Still, she didn’t see herself as the pretty pageant girl. She thought that as a young girl she had “big old feet and knobby knees and big ears,” and that she looked “like a puppy or a can-opener,” Wagner said.
“I did not look cute.”
She gets her nails done once a month and mostly wears her hair up. But she loves to work out.
Her boyfriend of the past three years is a personal trainer, and they sometimes spend their weekends at the gym, often for three hours, according to a recent Twitter post.
She said she kept getting recruited to enter a pageant while dress shopping, so finally she consented to Larry Strong, a dress shop employee who also happened to be the executive director of the regional pageant in Augusta.
She said she wasn’t one of the girls who has been trying to make it in the pageant world for years and says she didn’t practice her “speedy little sassy walk” in her living room, or search the Internet for how to wave like a princess. She said she spent a week filling out the paperwork and brushed up on a dance routine she already knew but that was about it.
Onstage, Wagner said, “you’re worried about making sure you look good, making sure you’re not tripping, you’re smiling.”
The smiling part wasn’t hard: Everyone was exhausted. She wasn’t used to walking in heels for 10 hours a day, or going to bed past midnight and waking up at 5:30 a.m., as she and the other 33 Miss Kansas contestants had to do each of the three days of competition in Pratt last week.
During each of her two practice ballet routines, instead of spinning high on her toes, she kept slipping and falling down. Her calves were sore from all the heel-wearing.
“It’s like when you’re walking up stairs in the dark and you think there is one more step than there is and your foot just falls,” Wagner said. “You think you’re getting up there but you’re not.”
She saw some amazing performances, including that of one of her rivals, who had painted three canvases while upside down, then put them together dramatically to reveal a soldier. The nod to the military seemed shrewd, Wagner said. Still, when the lights went out after her performance of “Swan Lake,” Wagner could tell she’d done well.
She bowed and gracefully left the stage.
“The judges can still see you,” Wagner said. “And if they see you trotting off like a monster, that’s going to ruin every beautiful dance move you just did.”
After her victory she was whisked away to meet donors and to attend a banquet for the contestants. The cheering was so loud when her name was announced she couldn’t hear which other awards she’d won, besides the overall title, and said she still doesn’t know.
After the banquet, Wagner stayed with a host family and had to meet 50 people in an hour the next day. She could only remember five of their names.
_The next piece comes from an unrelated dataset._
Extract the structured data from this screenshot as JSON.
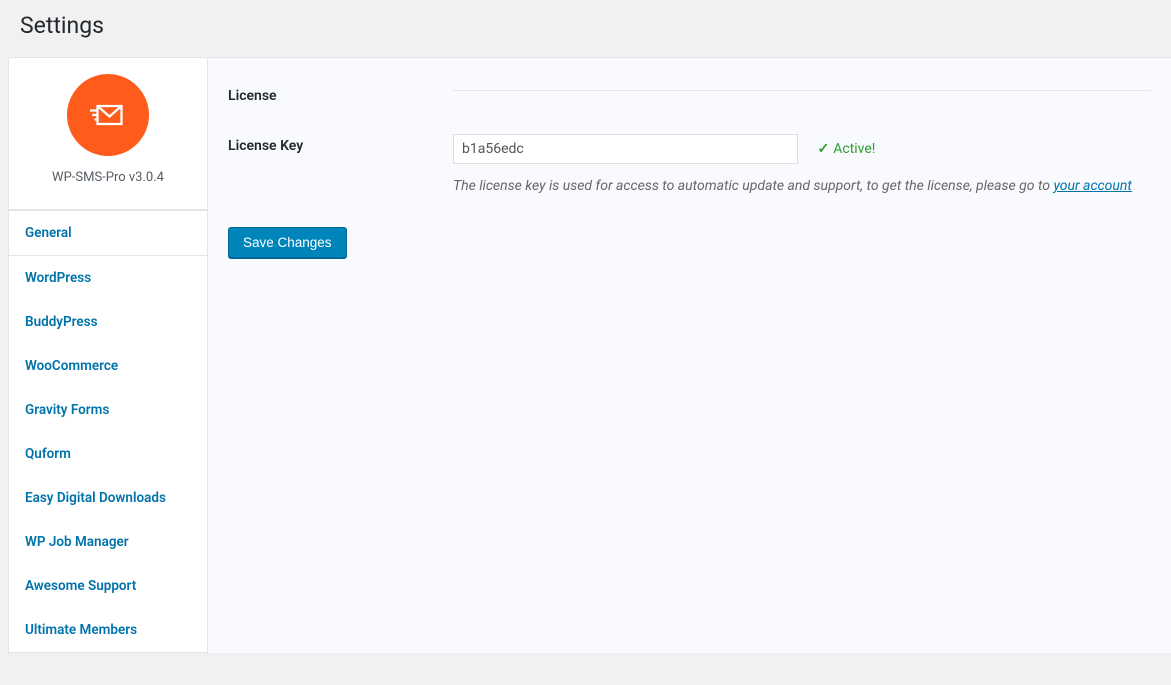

By day three after her coronation, she had already done four interviews and was heading to a celebrity chef competition that night.
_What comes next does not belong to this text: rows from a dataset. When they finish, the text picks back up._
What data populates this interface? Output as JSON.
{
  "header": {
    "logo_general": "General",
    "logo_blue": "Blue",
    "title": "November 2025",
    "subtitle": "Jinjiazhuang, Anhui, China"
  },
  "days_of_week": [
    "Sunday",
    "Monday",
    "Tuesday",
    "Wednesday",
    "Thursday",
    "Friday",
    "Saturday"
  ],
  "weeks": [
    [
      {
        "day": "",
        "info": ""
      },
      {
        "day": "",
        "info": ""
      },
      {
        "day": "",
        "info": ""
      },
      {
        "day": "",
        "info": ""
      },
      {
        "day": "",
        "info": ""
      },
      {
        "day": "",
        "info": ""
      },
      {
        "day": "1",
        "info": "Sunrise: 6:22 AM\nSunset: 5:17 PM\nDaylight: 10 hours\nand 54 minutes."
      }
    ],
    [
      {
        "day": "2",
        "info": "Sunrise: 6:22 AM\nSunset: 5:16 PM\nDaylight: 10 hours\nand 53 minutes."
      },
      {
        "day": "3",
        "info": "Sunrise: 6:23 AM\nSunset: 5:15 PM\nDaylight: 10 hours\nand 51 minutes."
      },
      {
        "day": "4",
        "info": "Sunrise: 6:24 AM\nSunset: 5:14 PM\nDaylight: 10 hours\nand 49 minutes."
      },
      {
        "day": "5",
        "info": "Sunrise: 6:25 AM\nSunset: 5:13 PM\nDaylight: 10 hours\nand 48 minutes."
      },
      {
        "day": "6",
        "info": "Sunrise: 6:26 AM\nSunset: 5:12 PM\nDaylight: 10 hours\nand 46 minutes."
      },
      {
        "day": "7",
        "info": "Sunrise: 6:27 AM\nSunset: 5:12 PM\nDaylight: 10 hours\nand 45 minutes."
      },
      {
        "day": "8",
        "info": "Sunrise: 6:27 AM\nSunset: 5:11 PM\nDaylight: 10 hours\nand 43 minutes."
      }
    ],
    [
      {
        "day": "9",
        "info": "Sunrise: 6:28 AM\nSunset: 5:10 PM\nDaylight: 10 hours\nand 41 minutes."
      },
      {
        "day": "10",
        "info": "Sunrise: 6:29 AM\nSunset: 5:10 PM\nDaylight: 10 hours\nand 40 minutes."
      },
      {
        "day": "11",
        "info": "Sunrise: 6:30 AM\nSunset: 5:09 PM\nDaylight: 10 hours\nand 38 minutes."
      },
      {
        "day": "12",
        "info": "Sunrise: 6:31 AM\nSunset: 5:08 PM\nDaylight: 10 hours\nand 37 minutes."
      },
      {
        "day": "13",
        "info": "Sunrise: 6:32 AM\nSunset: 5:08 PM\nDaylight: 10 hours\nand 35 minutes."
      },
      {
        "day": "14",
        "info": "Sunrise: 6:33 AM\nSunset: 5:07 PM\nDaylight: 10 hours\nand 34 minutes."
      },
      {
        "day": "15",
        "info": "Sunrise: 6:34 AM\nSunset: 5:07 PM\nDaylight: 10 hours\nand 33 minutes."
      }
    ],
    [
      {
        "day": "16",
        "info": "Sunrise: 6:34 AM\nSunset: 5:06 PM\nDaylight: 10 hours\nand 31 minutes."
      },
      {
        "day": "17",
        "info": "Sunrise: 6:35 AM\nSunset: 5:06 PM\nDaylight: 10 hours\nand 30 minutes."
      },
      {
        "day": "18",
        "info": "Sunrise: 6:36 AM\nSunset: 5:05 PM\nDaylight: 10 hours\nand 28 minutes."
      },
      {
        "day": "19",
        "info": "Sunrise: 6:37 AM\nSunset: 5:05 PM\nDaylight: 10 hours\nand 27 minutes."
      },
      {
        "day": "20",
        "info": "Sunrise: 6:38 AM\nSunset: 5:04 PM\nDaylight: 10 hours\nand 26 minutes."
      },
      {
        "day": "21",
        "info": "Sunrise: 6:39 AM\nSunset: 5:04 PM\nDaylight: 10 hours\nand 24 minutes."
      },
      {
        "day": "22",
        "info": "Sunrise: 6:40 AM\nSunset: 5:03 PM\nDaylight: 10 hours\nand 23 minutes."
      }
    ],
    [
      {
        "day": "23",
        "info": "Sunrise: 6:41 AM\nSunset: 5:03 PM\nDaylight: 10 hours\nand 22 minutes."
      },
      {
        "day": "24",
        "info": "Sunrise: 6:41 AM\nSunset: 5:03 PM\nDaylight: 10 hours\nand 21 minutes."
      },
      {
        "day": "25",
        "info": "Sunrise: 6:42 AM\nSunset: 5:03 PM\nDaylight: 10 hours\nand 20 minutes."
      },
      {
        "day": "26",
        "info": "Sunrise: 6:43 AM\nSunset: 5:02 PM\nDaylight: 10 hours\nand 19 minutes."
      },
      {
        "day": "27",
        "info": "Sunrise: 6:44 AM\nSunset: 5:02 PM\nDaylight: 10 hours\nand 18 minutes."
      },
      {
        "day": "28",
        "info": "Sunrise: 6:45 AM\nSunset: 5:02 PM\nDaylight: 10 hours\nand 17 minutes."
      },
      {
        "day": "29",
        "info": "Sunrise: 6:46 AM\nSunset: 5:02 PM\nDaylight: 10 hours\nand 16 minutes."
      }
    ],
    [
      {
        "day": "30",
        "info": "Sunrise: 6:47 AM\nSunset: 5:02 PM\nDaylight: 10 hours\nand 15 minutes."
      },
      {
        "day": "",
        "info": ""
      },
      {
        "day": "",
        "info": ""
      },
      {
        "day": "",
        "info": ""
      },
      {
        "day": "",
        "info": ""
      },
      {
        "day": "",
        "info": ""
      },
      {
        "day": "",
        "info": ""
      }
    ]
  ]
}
Wagner said she had practice meeting clients as a marketing agent for the same company that employs her father, so she knows to be genuine.
“I’m not going to put on a little facade, ‘Oh my gosh, oh I love you, thank you,’ ” Wagner said. “I’m going to be honest and say thank you for all you do because people can see past a fake smile.”
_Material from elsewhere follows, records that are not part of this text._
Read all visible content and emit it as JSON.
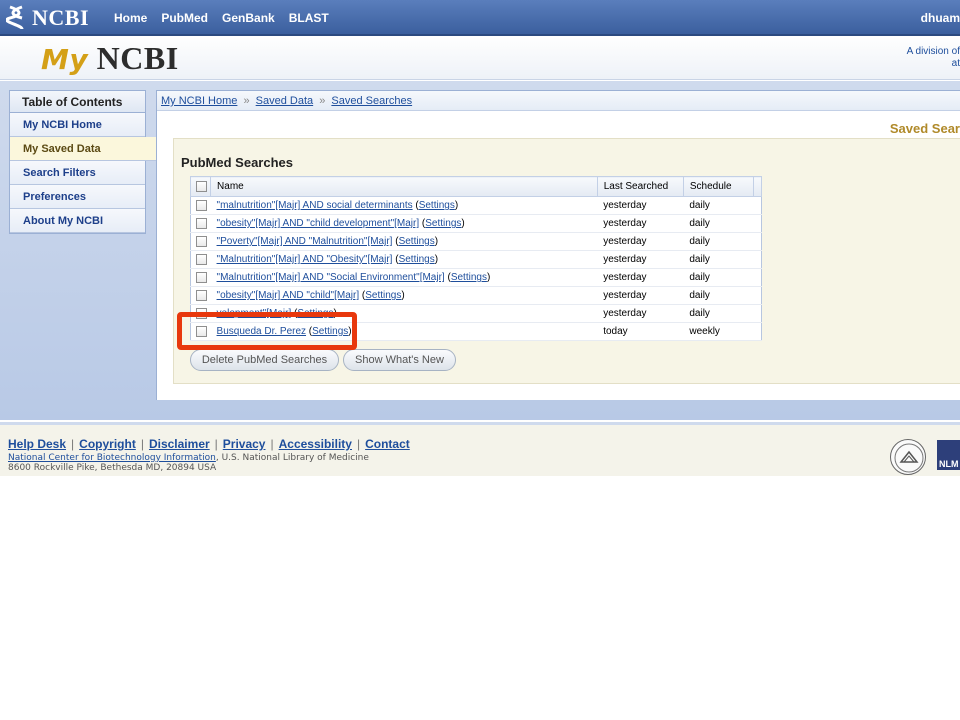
{
  "topbar": {
    "logo": "NCBI",
    "nav": [
      "Home",
      "PubMed",
      "GenBank",
      "BLAST"
    ],
    "user": "dhuam"
  },
  "header": {
    "title_my": "My",
    "title_ncbi": "NCBI",
    "division_line1": "A division of",
    "division_line2": "at"
  },
  "sidebar": {
    "title": "Table of Contents",
    "items": [
      {
        "label": "My NCBI Home",
        "active": false
      },
      {
        "label": "My Saved Data",
        "active": true
      },
      {
        "label": "Search Filters",
        "active": false
      },
      {
        "label": "Preferences",
        "active": false
      },
      {
        "label": "About My NCBI",
        "active": false
      }
    ]
  },
  "breadcrumb": [
    "My NCBI Home",
    "Saved Data",
    "Saved Searches"
  ],
  "breadcrumb_sep": "»",
  "page_title": "Saved Sear",
  "panel": {
    "title": "PubMed Searches",
    "columns": [
      "Name",
      "Last Searched",
      "Schedule"
    ],
    "settings_label": "Settings",
    "rows": [
      {
        "name": "\"malnutrition\"[Majr] AND social determinants",
        "last": "yesterday",
        "schedule": "daily"
      },
      {
        "name": "\"obesity\"[Majr] AND \"child development\"[Majr]",
        "last": "yesterday",
        "schedule": "daily"
      },
      {
        "name": "\"Poverty\"[Majr] AND \"Malnutrition\"[Majr]",
        "last": "yesterday",
        "schedule": "daily"
      },
      {
        "name": "\"Malnutrition\"[Majr] AND \"Obesity\"[Majr]",
        "last": "yesterday",
        "schedule": "daily"
      },
      {
        "name": "\"Malnutrition\"[Majr] AND \"Social Environment\"[Majr]",
        "last": "yesterday",
        "schedule": "daily"
      },
      {
        "name": "\"obesity\"[Majr] AND \"child\"[Majr]",
        "last": "yesterday",
        "schedule": "daily"
      },
      {
        "name": "velopment\"[Majr]",
        "last": "yesterday",
        "schedule": "daily"
      },
      {
        "name": "Busqueda Dr. Perez",
        "last": "today",
        "schedule": "weekly"
      }
    ],
    "delete_button": "Delete PubMed Searches",
    "whatsnew_button": "Show What's New"
  },
  "footer": {
    "links": [
      "Help Desk",
      "Copyright",
      "Disclaimer",
      "Privacy",
      "Accessibility",
      "Contact"
    ],
    "org_link": "National Center for Biotechnology Information",
    "org_rest": ", U.S. National Library of Medicine",
    "address": "8600 Rockville Pike, Bethesda MD, 20894 USA",
    "nlm": "NLM"
  },
  "colors": {
    "topbar": "#3b5f9e",
    "accent_gold": "#d4a017",
    "link": "#1e4e9c",
    "highlight": "#e8380d"
  }
}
One of her main causes in the competition is convincing women to push for more ambitious jobs with higher pay. But she had to give up her own job and put college on hold for a year after winning.
“I haven’t seen much of my real family, I haven’t seen much of my friends,” Wagner said. “It’s very scary putting Hannah on pause so I can take up Miss Kansas.”
Not to mention her boyfriend. They’re just getting used to the idea of having to spend so much time apart, while she travels in her official capacity, after three years together.
“Date night will have to go on pause for a little while,” Wagner said. “I don’t know if he’s ready to share me with everybody yet.
“What happens if I’m Miss America? I’ll have to pack him up in my luggage and take him with me.”
But it was her boyfriend who reminded her, after she won, that in just three nerve-wracking months she would get to dance on TV in front of hundreds of thousands of little girls, just like the girl she once was.
The thought made her burst into tears, because, she said, “that’s a dream come true.”